TELSTRA'S rivals have united in a fresh protest against billions of dollars in taxpayer and industry-funded payments the company is scheduled to receive to supply essential fixed-line services for the next two decades.
Vodafone Hutchison Australia’s chief executive, Bill Morrow, questioned universal service obligation (USO) payments Telstra locked in nearly two years ago as part of its $11 billion deal to surrender its fixed-line monopoly to the government’s national broadband network, claiming they are obsolete as mobiles replace landline phones as the dominant form of telecommunication.
“Over the last 10 years telecommunications companies have paid more than $660 million to a universal service scheme that subsidises the fixed-line phone network because the fixed phone was viewed as an essential service,” he wrote in a thinly veiled reference to Telstra. “As mobile becomes the more versatile and preferred service, we should revisit this fixed line-focused policy.”
The claims, made in an opinion piece for The Australian Financial Review on Thursday, were supported by SingTel Optus, which said USO costs should be monitored carefully.
“Optus has consistently advocated appropriate regulatory and policy initiatives designed to encourage competition and network diversity within regional Australia,” a spokesman said.
The government’s Telecommunications Universal Service Management Agency (TUSMA) last year formally awarded Telstra a $6.38 billion tender to June 2032 to, among other things, supply thousands of payphones, transfer calls to emergency services and maintain its copper network for telephone access in remote areas that will not get the fibre-optic NBN.
In 2011, Telstra said the net present value of the USO payments was $700 million, based on a discount rate of 8 per cent.
The USO agreements were viewed by sections of the industry as a sweetener to secure Telstra’s participation in the NBN.
Both sides of politics have said Telstra is underfunded for these obligations.
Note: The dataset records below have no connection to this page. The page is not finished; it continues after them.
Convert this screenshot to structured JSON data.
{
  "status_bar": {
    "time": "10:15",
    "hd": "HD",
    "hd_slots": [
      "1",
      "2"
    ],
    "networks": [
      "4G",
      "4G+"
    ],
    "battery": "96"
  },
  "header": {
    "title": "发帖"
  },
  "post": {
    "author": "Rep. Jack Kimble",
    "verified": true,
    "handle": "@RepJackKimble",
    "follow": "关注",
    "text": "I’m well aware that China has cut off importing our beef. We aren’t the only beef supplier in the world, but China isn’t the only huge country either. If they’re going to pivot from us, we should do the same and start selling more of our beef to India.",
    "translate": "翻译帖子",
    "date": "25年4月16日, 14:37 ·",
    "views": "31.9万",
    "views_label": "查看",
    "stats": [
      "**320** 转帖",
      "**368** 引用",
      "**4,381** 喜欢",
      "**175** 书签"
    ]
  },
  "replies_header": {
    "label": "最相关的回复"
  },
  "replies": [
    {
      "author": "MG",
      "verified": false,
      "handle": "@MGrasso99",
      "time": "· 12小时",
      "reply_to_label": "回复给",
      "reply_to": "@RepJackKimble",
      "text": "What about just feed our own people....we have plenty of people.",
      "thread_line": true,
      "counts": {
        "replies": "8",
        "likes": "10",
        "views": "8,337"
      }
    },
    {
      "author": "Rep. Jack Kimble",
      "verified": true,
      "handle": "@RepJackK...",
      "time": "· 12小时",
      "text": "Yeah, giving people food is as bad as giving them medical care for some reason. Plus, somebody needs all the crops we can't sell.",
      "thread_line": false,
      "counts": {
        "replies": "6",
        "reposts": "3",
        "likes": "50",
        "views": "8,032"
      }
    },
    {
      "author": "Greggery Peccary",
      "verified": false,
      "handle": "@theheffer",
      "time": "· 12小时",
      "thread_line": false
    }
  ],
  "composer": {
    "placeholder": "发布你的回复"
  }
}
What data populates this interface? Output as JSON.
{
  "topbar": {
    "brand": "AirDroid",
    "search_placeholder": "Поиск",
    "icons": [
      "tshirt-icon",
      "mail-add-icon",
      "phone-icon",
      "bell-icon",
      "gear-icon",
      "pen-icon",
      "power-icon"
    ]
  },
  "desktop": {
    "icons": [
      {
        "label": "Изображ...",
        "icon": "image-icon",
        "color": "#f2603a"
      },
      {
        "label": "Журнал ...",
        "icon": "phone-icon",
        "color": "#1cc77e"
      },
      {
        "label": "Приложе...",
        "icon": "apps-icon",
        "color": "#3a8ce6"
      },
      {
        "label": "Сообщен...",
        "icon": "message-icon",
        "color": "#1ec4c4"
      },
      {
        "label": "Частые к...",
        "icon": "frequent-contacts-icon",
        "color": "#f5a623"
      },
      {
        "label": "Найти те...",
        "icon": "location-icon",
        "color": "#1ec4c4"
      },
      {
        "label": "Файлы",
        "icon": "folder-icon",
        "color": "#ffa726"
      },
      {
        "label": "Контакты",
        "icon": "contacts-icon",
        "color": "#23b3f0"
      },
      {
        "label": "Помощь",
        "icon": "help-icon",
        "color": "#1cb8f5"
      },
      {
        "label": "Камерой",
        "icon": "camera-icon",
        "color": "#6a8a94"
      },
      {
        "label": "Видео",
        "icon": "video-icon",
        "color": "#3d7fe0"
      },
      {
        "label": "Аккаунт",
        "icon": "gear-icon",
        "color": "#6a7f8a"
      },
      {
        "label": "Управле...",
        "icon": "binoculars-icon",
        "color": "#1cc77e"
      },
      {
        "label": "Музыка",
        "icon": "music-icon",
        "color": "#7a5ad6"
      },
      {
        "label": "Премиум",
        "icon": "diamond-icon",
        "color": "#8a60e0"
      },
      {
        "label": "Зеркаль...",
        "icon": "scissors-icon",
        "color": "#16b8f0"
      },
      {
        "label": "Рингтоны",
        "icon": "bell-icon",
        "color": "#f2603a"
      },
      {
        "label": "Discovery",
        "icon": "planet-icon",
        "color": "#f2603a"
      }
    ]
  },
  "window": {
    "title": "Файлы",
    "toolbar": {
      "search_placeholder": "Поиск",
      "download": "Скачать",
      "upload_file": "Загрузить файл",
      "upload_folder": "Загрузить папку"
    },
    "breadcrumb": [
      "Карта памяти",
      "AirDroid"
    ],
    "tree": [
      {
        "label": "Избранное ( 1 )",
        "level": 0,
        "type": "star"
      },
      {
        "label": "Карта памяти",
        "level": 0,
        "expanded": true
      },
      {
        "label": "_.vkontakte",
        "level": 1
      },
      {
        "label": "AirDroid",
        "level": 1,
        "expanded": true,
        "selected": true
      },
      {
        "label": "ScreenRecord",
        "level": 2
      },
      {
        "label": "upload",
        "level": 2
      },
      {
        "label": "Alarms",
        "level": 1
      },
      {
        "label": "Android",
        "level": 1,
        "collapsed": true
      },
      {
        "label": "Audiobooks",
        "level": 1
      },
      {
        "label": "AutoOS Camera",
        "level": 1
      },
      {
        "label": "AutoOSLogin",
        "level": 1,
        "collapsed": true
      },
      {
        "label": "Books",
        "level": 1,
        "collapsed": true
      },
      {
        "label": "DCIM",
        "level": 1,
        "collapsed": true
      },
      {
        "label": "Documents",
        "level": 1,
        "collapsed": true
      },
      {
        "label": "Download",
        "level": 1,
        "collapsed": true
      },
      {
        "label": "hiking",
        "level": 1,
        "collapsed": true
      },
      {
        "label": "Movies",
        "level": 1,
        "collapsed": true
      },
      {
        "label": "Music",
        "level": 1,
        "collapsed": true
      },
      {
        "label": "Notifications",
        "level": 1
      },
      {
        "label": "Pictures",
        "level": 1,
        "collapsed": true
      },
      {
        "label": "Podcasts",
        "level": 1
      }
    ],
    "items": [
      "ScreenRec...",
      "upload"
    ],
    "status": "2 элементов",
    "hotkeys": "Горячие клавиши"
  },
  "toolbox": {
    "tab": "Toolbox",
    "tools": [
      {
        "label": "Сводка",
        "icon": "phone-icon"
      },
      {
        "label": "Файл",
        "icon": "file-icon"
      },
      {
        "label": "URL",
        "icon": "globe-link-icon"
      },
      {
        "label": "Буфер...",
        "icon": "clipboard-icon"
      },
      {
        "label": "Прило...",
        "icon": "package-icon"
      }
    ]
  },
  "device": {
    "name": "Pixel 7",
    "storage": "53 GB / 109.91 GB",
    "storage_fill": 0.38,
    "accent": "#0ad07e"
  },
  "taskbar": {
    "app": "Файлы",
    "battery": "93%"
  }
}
But rival carriers claim the funding can be used to give Telstra an unfair advantage in extending its mobile coverage. They claim any subsidies should be conditional on open access to infrastructure.
Telstra declined to comment on Wednesday.
The criticism comes after Telstra suffered mass outages to both its mobile and fixed-line networks in flood-affected parts of central and northern Queensland in recent weeks.
In Parliament on Tuesday, Independent MP Bob Katter called for a comprehensive inquiry into telco services after areas from Gladstone to Cairns and Mount Isa had only intermittent access to the “triple 0” emergency service during the floods.
Vodafone’s network was also down throughout most of Queensland during the natural disaster. Optus, however said its network was available in the major population centres throughout that period.
Taxpayers will contribute at least $50 million this financial year to the TUSMA and $100 million a year thereafter. Telstra’s rivals in both fixed line and mobiles also contribute payments based on their revenues, estimated to total $57 million this year.